Professor Grant Devilly, from Griffith University’s [Queensland, Australia] Psychological Health research unit, says the memory usually works in the opposite way, with traumatised people reliving experiences they would rather forget.

“It’s the opposite. They wish they couldn’t think about it,” he said.

In a briefing to the US Supreme Court, Professor Richard McNally from Harvard University described the theory of repressed memory as “the most pernicious bit of folklore ever to infect psychology and psychiatry”.

Where do “repressed memories” come from? Therapists help patients to invent them, as described in this 1993 article from American Psychologist.

Here is another article by Prof. Devilly on the “memory wars.”

During the “Satanic abuse” scare of the 1980s, some prominent Pagans were fooled by supposed abuse survivors who came to Pagan gatherings and would spout some nonsense about how “I was abused by ‘witches,’ but now I see that your kind of Witchcraft is not like that.”

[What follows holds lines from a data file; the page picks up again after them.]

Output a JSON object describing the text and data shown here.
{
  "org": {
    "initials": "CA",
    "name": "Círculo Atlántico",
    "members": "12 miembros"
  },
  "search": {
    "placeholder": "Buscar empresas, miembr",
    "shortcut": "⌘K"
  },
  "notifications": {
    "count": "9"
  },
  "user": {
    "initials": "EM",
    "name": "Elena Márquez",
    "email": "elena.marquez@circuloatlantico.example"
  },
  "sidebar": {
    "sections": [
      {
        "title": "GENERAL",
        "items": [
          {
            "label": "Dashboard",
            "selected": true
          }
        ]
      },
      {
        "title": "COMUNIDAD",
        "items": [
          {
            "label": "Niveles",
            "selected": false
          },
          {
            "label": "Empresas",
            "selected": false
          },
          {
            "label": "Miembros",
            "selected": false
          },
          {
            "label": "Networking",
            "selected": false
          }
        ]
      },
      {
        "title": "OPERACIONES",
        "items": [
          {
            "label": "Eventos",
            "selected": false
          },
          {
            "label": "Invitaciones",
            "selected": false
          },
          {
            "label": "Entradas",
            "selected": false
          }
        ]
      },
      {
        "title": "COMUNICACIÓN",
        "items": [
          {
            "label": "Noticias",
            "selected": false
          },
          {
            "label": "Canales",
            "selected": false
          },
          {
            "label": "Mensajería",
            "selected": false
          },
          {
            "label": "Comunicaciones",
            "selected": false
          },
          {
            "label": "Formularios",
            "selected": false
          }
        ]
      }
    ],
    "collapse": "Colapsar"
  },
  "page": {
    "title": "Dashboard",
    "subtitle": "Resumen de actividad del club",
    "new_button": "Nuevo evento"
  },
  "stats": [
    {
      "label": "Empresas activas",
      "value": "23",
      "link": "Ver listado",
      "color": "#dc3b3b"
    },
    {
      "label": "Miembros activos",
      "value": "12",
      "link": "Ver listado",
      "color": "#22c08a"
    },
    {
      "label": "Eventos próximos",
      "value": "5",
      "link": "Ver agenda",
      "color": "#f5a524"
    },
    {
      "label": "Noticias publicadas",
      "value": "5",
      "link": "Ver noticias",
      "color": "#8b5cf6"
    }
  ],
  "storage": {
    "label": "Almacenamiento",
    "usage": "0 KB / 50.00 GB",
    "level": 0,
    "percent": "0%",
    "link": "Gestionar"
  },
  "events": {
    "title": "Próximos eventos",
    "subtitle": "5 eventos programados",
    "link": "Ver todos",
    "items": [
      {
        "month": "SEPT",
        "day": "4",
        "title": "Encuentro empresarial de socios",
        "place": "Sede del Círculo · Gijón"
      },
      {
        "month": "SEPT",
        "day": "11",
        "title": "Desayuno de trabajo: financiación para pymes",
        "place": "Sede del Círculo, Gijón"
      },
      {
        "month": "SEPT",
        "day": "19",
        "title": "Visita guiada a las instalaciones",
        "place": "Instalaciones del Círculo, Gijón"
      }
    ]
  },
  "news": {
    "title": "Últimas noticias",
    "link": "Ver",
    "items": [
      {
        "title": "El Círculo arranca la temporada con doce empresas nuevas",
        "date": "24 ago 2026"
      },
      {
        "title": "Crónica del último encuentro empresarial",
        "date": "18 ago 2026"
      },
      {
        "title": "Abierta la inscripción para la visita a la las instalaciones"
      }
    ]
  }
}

The template for many such fantasies was Lawrence Pazder’s Michelle Remembers, about a little girl in Victoria, B.C., who supposedly spent her childhood as the plaything of a ring of organized and powerful Satanists.

And I will admit that I was blown away by the story when I first read it, such that I did not notice the obvious plot holes.

I say “plot” because it is a work of fiction, dreamed up cooperatively by patient and doctor (who later married) under hypnosis.

These “moral panics” seem to come through on a regular basis, and all you can do is seek the facts and hope that justice does, in fact, move slowly and deliberately and not at lynch-mob speed.